La Porte County Courthouse
La Porte County Courthouse

A few days after the fire, Ray Lamphere brooded in the courthouse lock-up, sorry he had ever heard the name Belle Gunness. He realized he was in a precarious position and hoped that he could wiggle out of this situation, somehow. He had no money for a lawyer.

The law alleged he had killed Belle Gunness, but first the law would have to prove it was Belle Gunness who was found dead. And from what he was hearing from friends who visited him in his cell, popular opinion was quickly moving in his favor. Much of the town really didn't believe that the headless woman found under the rubble of the farmhouse was its owner; rumors mentioned a much smaller victim than the corpulent Norse woman. More so, if there was a scoundrel in their midst, it wasn't considered — at least today — Ray Lamphere. The name whispered on everyone's lips with horror these days was none other than Belle Gunness herself.

Jennie Olsen
Jennie Olsen

There was a lot of reticence in La Porte. Suddenly, there were doubts. Why had so many suitors come and gone to fade into thin air, often leaving behind their personal belongings? (She had been seen in the fields afterwards, wearing their long coats to plow, their hats to shield her from rain.) Where was Jennie, the daughter? (The college she was supposed to have attended in San Francisco had no record of her.) Where was she getting her money? (She seemed to be living too well for the meager income her trade would allow.)

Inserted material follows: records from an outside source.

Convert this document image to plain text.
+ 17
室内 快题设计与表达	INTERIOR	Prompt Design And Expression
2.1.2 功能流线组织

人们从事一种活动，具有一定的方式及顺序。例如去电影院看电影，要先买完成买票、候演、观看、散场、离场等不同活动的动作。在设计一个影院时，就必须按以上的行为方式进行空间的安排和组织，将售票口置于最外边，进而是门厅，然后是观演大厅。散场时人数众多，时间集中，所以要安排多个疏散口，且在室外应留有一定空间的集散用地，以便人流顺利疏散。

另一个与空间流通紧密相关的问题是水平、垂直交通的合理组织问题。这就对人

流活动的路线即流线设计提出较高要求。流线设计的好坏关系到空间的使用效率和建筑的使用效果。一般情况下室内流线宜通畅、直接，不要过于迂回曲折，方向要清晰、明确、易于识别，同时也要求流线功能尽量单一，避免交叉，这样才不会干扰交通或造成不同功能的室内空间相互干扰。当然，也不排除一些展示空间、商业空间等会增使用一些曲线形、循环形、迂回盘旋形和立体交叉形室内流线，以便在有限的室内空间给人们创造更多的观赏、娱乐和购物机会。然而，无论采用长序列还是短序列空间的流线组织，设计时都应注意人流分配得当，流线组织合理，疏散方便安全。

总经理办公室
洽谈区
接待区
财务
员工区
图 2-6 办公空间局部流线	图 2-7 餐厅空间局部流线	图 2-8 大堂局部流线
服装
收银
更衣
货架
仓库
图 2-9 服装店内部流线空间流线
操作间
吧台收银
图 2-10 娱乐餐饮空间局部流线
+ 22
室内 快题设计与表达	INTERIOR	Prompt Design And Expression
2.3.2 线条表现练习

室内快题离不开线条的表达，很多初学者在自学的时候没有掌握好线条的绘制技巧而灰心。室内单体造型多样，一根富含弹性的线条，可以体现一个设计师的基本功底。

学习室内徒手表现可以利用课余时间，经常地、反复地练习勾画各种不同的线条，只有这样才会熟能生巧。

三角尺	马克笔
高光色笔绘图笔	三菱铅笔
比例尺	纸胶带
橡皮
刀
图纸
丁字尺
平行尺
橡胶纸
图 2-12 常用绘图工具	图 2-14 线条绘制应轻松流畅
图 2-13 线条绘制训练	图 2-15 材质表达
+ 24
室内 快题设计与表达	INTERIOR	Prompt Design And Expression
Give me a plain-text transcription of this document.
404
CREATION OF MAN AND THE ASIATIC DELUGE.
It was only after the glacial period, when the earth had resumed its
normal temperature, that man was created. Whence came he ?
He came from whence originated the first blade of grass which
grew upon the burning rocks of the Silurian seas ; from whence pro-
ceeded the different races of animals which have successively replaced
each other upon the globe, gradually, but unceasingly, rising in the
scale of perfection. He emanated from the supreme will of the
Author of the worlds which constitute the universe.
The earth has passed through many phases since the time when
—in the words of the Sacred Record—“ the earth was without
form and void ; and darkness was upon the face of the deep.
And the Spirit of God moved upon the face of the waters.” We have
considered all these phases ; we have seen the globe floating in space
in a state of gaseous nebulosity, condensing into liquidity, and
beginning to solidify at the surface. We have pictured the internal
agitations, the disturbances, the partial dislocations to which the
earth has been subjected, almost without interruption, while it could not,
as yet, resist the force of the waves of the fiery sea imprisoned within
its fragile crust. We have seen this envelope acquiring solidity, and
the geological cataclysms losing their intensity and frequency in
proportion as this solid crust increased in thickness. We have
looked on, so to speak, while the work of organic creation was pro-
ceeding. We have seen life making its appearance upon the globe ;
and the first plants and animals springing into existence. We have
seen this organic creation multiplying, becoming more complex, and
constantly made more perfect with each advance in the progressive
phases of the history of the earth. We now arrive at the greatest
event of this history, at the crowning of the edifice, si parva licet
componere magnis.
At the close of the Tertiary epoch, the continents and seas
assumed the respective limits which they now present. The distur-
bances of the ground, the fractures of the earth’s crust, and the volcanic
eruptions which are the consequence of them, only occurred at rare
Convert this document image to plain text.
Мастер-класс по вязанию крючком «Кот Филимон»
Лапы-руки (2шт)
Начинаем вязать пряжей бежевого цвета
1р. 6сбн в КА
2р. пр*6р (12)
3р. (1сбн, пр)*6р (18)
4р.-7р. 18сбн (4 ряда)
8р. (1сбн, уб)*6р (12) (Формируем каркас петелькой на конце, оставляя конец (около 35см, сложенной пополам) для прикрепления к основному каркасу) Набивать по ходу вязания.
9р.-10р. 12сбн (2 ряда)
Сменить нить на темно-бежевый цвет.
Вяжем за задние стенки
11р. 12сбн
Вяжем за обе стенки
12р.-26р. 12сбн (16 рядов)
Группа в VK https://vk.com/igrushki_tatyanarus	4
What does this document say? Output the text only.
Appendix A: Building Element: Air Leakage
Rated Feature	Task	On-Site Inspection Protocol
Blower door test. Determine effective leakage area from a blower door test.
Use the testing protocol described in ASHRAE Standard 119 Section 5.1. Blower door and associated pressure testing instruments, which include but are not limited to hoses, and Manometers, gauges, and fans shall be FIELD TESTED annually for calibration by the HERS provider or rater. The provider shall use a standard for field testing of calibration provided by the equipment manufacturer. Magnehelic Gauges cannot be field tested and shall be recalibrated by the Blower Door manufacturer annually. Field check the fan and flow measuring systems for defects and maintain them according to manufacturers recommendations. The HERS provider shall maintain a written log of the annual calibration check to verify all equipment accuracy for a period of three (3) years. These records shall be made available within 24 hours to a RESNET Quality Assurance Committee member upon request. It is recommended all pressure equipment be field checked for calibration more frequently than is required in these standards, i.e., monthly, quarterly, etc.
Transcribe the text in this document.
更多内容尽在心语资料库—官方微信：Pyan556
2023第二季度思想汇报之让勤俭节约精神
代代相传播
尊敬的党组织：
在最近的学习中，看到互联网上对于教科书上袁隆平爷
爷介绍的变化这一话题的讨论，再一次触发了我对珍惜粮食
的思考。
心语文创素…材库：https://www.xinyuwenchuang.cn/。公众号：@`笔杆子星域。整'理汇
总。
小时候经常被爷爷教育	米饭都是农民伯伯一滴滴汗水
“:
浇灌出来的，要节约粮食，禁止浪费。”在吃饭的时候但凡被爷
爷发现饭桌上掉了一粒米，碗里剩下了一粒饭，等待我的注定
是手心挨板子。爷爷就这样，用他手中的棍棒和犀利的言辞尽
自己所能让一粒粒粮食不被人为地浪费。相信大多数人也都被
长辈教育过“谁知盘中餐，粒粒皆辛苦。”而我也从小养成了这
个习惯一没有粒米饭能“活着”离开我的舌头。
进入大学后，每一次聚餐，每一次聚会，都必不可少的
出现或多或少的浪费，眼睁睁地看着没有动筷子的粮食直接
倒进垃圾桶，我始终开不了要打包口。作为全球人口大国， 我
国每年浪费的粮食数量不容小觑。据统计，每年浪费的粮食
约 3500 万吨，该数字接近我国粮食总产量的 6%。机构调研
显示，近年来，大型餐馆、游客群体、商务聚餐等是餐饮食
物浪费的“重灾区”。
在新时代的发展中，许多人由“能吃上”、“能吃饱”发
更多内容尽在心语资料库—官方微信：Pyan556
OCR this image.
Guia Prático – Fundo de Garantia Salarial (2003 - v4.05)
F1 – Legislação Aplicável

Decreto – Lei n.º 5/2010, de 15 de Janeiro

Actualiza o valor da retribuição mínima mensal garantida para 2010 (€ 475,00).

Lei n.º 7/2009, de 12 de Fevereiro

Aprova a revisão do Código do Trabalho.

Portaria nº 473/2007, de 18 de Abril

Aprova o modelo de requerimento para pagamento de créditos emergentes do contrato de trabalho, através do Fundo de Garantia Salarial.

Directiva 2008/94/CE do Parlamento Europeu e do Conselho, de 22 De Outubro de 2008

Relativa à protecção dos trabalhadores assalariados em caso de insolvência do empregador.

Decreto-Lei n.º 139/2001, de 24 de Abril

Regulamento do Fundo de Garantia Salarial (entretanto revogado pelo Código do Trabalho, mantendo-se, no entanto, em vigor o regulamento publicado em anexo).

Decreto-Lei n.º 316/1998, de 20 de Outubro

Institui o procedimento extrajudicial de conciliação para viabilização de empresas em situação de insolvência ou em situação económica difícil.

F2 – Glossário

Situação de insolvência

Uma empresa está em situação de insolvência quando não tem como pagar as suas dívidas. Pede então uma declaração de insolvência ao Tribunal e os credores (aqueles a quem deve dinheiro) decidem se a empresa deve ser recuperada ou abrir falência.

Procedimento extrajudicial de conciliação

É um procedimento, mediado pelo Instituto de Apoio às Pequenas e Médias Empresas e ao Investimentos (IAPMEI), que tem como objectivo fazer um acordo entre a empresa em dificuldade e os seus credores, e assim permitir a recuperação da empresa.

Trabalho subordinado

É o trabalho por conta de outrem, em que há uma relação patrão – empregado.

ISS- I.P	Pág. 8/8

Suspect clues were starting to turn up in the rubble. Men's watches, men's coat buttons, men's billfolds, emptied. Then a human rib cage, recently buried. Then a skeletal arm, recently buried. Then a complete skeleton, recently buried. Sheriff Al Smutzer, wanting like hell to keep this scandal to his peace-loving town quiet, hired Joe Maxson and Belle's neighbor, Daniel Hutson, to quietly dig through the rubble to see what else might turn up — particularly, Belle Gunness' head — and report directly to him, no one else, if they found something relevant.

But, the diggers couldn't hide themselves, especially since a daily parade of town's folk passed the charred remains of the house; sometimes, they would stop their buggies to gawk and whisper and cross themselves, warding off the demon that brooded in the midst over the silent ruin.